He racked his brain desperately for excuses. He found none excepting
Jennie. Could he do it? Could he leave her? Could he so much as straddle
a fuselage without swooning of dread?

Then the questions reversed themselves. Could he possibly escape it?
What would she say if he did--when she found out, when she learned of
John Norris’ death, and young Crawley’s, by the hangar lines of
Cristobal--when she knew who had let them go to that inevitable ending?
Was it possible that he could refuse this summons, that he could even
consider refusal?

Yet consider he did for a split second longer. There were other pilots,
good pilots, pilots without nerves, above all, pilots without the
slender thread of a sweetheart’s tenuous life tangled round their hearts
and bound up in their actions. Why not let them---- But it was begging
the question. Norris was Billy’s friend a hundred times more than
theirs. This was his own show. He could not put it off. And he knew what
Jennie would say if he tried.

He became aware that the colonel was eying him. Then he felt the
colonel’s hand on his arm.

“Are you going to do it, son?” asked the C. O. quietly.

Billy did not stop to wonder how Jennie’s father knew. It seemed to him
that his thoughts must have screamed aloud to every ear on Langstrom.

He gulped, trying to force an answer from his parched throat.

While he hesitated an orderly drew the colonel aside and spoke some
urgent message. The face of Jennie’s father was a gray mask when he
turned back to Billy Cobb.

Billy made his decision.

“I’ll go, sir. I’ve got to. But Jennie mustn’t----”

“I think,” said the colonel gravely, “Jennie will not know.”

“I told her I’d drop in tonight. You’ll fix up some excuse?”

“Yes--if she--asks for you--son.”

“All right, sir.” Billy swallowed hard. “Good-by--until--until----”

“Get going, son. Get going. You’ve lost too much time already. And catch
them, catch them if it takes the last drop of gas! I’m taking other
measures but I’m counting on you.”

It was five o’clock when Hansen cleared the blocks frantically from
Billy’s DH. Other ships had started in pursuit already. But Cobb
discounted them. They would fail one way and another. This was his show.
His last show, he thought grimly. Strangely, it wasn’t proving so hard,
now that his mind was set to it.

If it weren’t for Jennie---- Even Jennie worried him less than he could
have believed. Gradually, as he checked the DH over minutely, supervised
the fueling, tested the lights on the instrument board, and gave the
engine a brief run on the blocks, a mood of exaltation took possession
of him. Jennie would approve. She would have something to remember him
by--something worth remembering. And he was going to fly again! Going
back to the air! It would never be said of him that he had not stuck to
the last crash!

Hansen broke in on his thoughts.

“Here you are, sir,” panted the mechanic, and handed him a light wheel
filched from his own silver scout--the ship he loved and had not flown
for weeks. Hansen was gasping, dripping wet from the feverish exertion
of getting the deserted DH in flying trim for the long route ahead.
Billy tucked the wheel beside him in the cockpit.
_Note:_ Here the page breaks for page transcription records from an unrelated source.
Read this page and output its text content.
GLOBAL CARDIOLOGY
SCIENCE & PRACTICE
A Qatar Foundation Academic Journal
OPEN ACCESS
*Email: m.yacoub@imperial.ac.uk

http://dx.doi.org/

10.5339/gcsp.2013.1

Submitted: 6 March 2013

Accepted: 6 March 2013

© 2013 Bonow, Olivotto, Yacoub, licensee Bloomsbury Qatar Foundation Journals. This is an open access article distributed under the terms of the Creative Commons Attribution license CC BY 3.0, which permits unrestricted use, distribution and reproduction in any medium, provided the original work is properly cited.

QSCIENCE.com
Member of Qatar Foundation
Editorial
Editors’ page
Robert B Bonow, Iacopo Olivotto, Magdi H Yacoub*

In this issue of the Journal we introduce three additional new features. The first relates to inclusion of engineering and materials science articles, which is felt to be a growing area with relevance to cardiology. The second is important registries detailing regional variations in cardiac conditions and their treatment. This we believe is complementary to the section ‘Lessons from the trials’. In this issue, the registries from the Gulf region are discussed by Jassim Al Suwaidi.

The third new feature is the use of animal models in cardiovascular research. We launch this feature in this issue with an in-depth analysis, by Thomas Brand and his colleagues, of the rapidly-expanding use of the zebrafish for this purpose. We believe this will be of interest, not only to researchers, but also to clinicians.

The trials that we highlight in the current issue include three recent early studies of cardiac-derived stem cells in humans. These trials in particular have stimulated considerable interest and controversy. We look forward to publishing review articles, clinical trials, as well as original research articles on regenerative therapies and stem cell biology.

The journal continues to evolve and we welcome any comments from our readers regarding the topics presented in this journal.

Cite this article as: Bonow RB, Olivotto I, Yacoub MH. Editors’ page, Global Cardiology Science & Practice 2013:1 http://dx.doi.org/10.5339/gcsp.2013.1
“Engine O. K., sir?” queried Hansen.

“O. K.,” confirmed Billy, his heart beginning to race as the moment for
the take-off loomed.

“Shall I clear away?” said Hansen.

A last violent misgiving assailed Billy. He saw Jennie again, as he had
left her a few hours since, feeble, pale, her face a wistful wraith
against the pillow. He would not see that face again! A paroxysm of
yearning seized him. To leap from the ship, to race to her, to kiss her
once more, to lift her and hold her in his arms!

“Wait!” he gasped to Hansen. “Wait--I----”

What were those things she had said to him? “Back to the air--wrong to
think of yourself--Afterward--After----”

“Let’s go!” cried Billy Cobb. “Clear away!”

No rolling to the line, this time; no dropping of precious minutes in
deference to flying rules. Billy opened out the instant the blocks left
the wheels. He was off the ground and flashing into a turn before Hansen
realized that the ship was gone.

“Gosh!” grunted the amazed mechanic spitting out dust as he watched
Billy flip around a fifty-degree bank and scream off southward. “He’s
full out again, all right!”

Billy was far from full out as yet. But he was driving himself to a
semblance of that attitude which looked very much like the genuine
thing. The line of hangars streaked past as he bore on the stick, then
some trees and a huddle of farm buildings. Swiftly the landscape
flattened beneath him and in three minutes the world had lost its
familiar contour of wood and hill and valley and was changed to a slowly
crawling panorama, a giant painted map that rolled up out of the
haze-dimmed horizon and slipped back into the haze.

At five-forty a blur of smoky white emerged from the veil ahead, and the
glint of orange sunlight on water showed through the whirling disk of
the propeller as Billy stared into the south.

New York and the harbor!

He tore past Manhattan at three thousand feet. The lower city looked as
flat as Harlem, its jagged, towering sky line merged with the cable
slots of Broadway, humbled and erased from that height.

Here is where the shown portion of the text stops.